Notice the second form: net income is just pre-tax income times one minus the rate. A model running a 21% rate keeps 79 cents of every pre-tax dollar; bump the rate to 25% and you have quietly knocked roughly 5% off net income and EPS. Tax is a small line with a large lever attached to it.
Forecast the rate, not the dollars Always drive tax from a rate assumption applied to pre-tax income, never from a hard-coded dollar figure. If you type last year's tax bill straight in, the line stops responding when revenue or margins change — and your net income breaks the moment you flex a scenario.
The headline rate the law sets is rarely the rate a company actually pays.
There are two rates you need to keep straight. The statutory rate is the headline rate set by law — in the U.S. the federal corporate rate has been 21% since 2018, before state and foreign taxes. The effective tax rate (ETR) is what the company actually books: total tax expense divided by pre-tax income. The two almost never match, and the gap between them is where the real analysis lives.
Effective Tax Rate = Total Tax Expense ÷ Pre-tax IncomePulled straight from the income statement; it blends federal, state, foreign, and permanent items.
Normalise before you project Don't anchor your forecast on one noisy year. Look at three to five years of effective rates, strip out obvious one-offs, and project a normalised rate. A company that printed a 12% effective rate because of a credit it won't repeat should not be modelled at 12% forever.

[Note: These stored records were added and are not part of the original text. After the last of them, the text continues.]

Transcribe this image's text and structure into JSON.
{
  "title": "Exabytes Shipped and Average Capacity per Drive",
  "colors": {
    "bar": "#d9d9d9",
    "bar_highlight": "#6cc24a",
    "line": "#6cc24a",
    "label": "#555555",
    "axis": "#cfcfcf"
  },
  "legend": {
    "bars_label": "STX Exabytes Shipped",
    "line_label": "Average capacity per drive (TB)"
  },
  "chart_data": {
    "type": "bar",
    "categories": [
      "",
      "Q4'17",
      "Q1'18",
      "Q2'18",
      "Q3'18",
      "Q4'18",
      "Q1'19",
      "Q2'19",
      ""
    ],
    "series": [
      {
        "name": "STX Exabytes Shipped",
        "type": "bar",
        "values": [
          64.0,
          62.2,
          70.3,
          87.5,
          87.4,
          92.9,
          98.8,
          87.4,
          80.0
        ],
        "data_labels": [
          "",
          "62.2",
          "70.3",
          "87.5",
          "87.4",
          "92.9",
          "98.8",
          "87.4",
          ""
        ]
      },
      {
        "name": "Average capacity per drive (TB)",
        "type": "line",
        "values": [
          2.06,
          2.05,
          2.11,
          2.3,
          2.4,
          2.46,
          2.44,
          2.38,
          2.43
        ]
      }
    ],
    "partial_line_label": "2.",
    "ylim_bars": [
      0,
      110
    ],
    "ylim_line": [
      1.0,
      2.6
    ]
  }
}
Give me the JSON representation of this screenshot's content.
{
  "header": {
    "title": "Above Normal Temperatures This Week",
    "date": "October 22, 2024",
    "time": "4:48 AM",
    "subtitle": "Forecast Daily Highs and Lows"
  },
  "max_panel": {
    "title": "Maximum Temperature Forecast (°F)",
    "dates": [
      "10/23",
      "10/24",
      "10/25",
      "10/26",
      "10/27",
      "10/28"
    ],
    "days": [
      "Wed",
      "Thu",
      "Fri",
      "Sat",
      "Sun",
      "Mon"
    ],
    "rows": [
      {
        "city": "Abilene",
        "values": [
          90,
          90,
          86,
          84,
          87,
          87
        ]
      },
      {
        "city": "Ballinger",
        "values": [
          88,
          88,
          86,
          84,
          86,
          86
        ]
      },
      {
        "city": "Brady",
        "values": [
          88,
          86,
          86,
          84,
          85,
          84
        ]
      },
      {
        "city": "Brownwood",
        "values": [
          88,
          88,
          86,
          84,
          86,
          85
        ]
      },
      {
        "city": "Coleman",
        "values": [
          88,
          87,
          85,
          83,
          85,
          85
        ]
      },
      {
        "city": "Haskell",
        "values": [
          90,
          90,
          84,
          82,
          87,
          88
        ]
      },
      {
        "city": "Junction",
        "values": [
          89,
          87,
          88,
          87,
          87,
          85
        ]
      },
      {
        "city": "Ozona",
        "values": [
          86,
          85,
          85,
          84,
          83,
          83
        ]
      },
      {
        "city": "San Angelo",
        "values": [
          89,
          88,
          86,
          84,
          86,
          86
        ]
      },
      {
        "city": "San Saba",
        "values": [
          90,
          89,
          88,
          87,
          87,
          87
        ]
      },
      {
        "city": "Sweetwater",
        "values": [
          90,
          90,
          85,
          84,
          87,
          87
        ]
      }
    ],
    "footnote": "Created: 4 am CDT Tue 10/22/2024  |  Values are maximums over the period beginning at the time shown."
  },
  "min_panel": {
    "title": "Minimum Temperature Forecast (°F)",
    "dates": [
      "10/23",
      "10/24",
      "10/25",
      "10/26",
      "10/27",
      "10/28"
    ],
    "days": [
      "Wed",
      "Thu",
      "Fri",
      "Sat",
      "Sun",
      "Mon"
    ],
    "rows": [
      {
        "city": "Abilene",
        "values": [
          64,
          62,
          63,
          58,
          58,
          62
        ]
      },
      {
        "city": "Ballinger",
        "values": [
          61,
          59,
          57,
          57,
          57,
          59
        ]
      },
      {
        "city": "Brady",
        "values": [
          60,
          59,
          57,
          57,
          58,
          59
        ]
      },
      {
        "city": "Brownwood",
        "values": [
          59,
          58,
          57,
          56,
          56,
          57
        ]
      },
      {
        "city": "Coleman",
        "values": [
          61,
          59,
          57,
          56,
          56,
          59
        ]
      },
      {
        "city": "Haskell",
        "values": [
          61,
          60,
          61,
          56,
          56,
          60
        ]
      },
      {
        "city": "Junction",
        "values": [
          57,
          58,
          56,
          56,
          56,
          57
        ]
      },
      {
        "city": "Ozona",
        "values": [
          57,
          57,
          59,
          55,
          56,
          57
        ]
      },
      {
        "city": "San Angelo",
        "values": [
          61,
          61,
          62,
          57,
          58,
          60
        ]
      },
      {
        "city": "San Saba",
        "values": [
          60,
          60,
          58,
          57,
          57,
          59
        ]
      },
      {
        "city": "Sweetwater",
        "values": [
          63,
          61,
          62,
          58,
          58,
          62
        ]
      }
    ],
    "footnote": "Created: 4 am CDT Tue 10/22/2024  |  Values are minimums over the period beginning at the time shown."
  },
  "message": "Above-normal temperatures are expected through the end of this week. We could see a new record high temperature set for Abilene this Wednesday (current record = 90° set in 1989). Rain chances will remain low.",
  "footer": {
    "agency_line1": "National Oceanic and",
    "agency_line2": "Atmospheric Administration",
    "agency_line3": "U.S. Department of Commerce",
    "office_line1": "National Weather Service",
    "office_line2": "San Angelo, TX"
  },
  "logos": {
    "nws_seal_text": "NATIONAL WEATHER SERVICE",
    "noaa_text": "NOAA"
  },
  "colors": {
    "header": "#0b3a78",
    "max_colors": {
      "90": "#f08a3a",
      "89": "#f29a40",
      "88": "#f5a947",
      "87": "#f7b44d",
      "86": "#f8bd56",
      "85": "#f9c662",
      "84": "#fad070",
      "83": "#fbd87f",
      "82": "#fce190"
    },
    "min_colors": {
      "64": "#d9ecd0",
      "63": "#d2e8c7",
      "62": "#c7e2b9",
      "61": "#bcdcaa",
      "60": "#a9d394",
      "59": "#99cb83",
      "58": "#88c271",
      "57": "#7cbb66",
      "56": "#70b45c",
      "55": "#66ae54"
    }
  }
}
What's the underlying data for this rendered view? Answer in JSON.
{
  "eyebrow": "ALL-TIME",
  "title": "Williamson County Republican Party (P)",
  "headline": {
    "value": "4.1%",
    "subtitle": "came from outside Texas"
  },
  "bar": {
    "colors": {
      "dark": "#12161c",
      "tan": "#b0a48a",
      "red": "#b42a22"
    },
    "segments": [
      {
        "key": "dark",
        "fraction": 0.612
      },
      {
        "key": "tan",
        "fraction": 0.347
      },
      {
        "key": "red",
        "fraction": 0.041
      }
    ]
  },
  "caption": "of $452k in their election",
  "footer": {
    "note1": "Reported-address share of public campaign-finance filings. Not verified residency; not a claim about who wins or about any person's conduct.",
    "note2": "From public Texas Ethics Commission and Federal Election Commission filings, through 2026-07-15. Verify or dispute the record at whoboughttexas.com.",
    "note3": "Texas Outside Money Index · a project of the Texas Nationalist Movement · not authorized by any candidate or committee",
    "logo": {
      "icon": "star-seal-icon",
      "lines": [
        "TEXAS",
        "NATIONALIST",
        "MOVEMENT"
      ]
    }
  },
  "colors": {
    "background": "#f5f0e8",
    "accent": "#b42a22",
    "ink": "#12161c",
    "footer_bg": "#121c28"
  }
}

| Statutory rate | Effective rate | |
|---|---|---|
| Set by | Tax law / jurisdiction | The company's actual results |
| Source | Tax code (e.g. 21% U.S. federal) | Tax expense ÷ pre-tax income |
| Includes | One headline jurisdiction | Federal + state + foreign + permanent items |
| Use in a model | Sanity-check ceiling | The rate you actually forecast with |
Total tax expense splits into cash paid now and timing differences that reverse later.
The tax expense on the income statement (the 'book' tax) is not the same as the cash a company writes to the tax authority. Book tax expense splits into two parts: current tax, which is the cash actually owed for the period, and deferred tax, which captures timing differences between accounting rules and tax rules that will reverse in future periods.
Total Tax Expense = Current Tax (cash) + Deferred Tax (timing)Only the current portion is a cash outflow this period; the deferred portion is an accrual.
Timing differences arise because the tax code and accounting standards measure income on different schedules. The classic example is depreciation: a company often uses accelerated depreciation for tax purposes (lowering taxable income early) and straight-line depreciation for its books. Early on it pays less cash tax than its book expense implies — the difference accrues as a deferred tax liability that unwinds in later years.
Net income is not cash Because book tax includes a non-cash deferred component, net income overstates or understates the cash actually kept. On the cash flow statement the deferred portion is added back (or subtracted) so that only real cash taxes hit the cash balance. Confusing book and cash taxes is a classic way to mis-state free cash flow.
NOL carryforwards are a special case worth knowing conceptually. When a company loses money, it generates a net operating loss it can carry forward to offset future taxable income. That shelters future profits from cash tax — so a recently unprofitable company may book a normal effective rate while paying little or no cash tax until the NOLs are exhausted. The NOL sits on the balance sheet as a deferred tax asset.
One rate assumption drives the line; the engine keeps book and cash taxes consistent.
In a hand-built Excel model you would wire the tax line to a rate cell, build a separate deferred-tax schedule, and then thread the current portion into the cash flow statement by hand — three places to keep in sync and three places to break. In the tool you set one tax-rate assumption on the Assumptions tab and the engine does the rest.
Consistency for free The hard part of tax modelling isn't the multiplication — it's keeping book tax, deferred balances, and cash taxes consistent across three statements while everything else moves. The engine enforces that consistency automatically, so changing the rate re-prices net income, the deferred balances, and the cash line together, and the model still balances.